ATLANTIC CITY, N.J. -- President Barack Obama jetted to storm-stricken New Jersey on Wednesday for a first-hand look at the devastation, as his aides tried to keep overt politics at bay for one more day.
Still, with Election Day less than a week away, Obama's visit was layered with political implications. The deadly storm has given Obama an opportunity to project presidential leadership in the final days of the tightly contested White House race. And Obama's tour guide in New Jersey was the state's Republican Gov. Chris Christie, a supporter of GOP presidential nominee Mitt Romney.
To the chagrin of some Republicans, Christie has lavished praise on Obama for his efforts in helping states dealing with the storm.
White House spokesman Jay Carney said there were no political motivations behind Obama's decision to join his supporter's rival Wednesday.
"This is not a time for politics," Carney said. "The president appreciates the efforts of governors, state and local officials across the various states that were affected by the storm regardless of political party.”
Christie was on hand to greet Obama as Air Force One landed on a sunny, breezy day in Atlantic City. The two men, along with FEMA administrator Craig Fugate, boarded Marine One for an hour-long aerial tour of the storm damage.
Obama stopped by FEMA headquarters in Washington before heading to New Jersey.
Wednesday marked Obama's third straight day off the campaign trail. He canceled rallies across four battleground states and retreated to the White House to oversee the government's storm response.
Obama planned to return to the campaign trail Thursday, with stops planned in Green Bay, Wis., Las Vegas and Boulder, Colo. He planned to be on the road campaigning every day through the Nov. 6 election.
TAMPA, Fla. -- Mitt Romney is vowing to deliver "real change" in Washington, instead of just talking about it.
He's back on the campaign trail today in Florida, where he spoke to about 2,000 supporters at an airport hangar in Tampa.

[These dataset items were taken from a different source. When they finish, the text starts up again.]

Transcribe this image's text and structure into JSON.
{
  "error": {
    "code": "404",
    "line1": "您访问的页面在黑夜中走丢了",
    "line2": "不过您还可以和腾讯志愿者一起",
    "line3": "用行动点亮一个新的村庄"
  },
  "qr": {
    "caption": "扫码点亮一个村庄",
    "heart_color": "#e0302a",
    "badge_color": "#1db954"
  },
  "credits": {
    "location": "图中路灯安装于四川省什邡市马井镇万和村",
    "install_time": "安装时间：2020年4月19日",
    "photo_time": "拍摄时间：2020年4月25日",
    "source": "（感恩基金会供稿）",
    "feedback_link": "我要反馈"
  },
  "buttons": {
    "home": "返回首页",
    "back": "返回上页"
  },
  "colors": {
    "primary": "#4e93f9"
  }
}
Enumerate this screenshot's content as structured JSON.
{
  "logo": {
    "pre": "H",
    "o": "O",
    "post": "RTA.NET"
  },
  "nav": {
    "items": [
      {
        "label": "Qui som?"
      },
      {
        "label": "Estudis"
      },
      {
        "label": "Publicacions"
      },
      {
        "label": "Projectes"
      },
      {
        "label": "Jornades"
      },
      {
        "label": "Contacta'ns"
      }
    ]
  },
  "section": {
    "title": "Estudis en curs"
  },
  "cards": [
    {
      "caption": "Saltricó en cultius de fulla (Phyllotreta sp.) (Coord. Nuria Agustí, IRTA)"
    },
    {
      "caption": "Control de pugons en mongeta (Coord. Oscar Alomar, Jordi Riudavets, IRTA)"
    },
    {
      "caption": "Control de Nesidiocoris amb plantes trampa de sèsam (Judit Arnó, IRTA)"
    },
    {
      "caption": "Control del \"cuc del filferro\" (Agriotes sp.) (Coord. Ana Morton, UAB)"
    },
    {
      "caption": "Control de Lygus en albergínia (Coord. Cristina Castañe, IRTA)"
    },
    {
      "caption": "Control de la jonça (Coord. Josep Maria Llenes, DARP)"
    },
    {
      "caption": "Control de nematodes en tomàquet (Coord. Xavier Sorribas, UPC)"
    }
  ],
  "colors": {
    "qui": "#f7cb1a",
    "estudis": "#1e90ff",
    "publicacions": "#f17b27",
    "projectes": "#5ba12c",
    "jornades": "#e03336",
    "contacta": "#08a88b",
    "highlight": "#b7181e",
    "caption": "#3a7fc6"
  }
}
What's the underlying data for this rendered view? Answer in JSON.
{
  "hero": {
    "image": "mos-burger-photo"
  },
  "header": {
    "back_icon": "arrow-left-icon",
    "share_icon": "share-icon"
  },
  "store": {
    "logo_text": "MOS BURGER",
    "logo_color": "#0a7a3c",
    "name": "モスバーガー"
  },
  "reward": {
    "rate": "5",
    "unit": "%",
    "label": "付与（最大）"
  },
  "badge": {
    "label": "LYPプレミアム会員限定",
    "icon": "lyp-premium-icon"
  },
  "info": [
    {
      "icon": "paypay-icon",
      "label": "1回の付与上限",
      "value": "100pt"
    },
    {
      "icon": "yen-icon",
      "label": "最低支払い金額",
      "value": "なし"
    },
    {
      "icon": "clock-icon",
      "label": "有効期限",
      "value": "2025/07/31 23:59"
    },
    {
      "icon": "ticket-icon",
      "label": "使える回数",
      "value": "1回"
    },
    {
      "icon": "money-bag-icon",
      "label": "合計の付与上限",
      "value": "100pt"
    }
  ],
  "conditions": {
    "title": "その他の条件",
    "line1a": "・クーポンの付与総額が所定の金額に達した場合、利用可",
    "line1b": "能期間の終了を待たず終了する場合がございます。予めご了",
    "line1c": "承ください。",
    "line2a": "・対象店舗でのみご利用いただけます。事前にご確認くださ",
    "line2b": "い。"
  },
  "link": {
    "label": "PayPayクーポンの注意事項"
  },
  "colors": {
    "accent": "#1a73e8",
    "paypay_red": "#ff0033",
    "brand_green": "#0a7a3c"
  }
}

Despite Romney's indirect criticism of President Barack Obama, he didn't use Obama's name in his remarks. He's looking to soften his tone, as Obama takes another day off from campaigning to tour the storm-ravaged New Jersey coast with Gov. Chris Christie.
Romney encouraged Floridians to donate "a dollar or two" to help storm victims. He said, "We want to make sure that they have a speedy and quick recovery.”
Romney is attending three rallies across Florida today, a day after canceling some events. A rally in Ohio yesterday was redesigned as an event to promote relief for hurricane survivors.
And aides say that as much of the country remains focused on the aftermath of the storm, the political balancing act isn't over.
They also report that their internal polling offers a better outlook for Romney than does recent public polling that gives Obama an edge in some swing states. But they concede that the distraction from the storm has frozen any momentum Romney had coming out of this month's debates.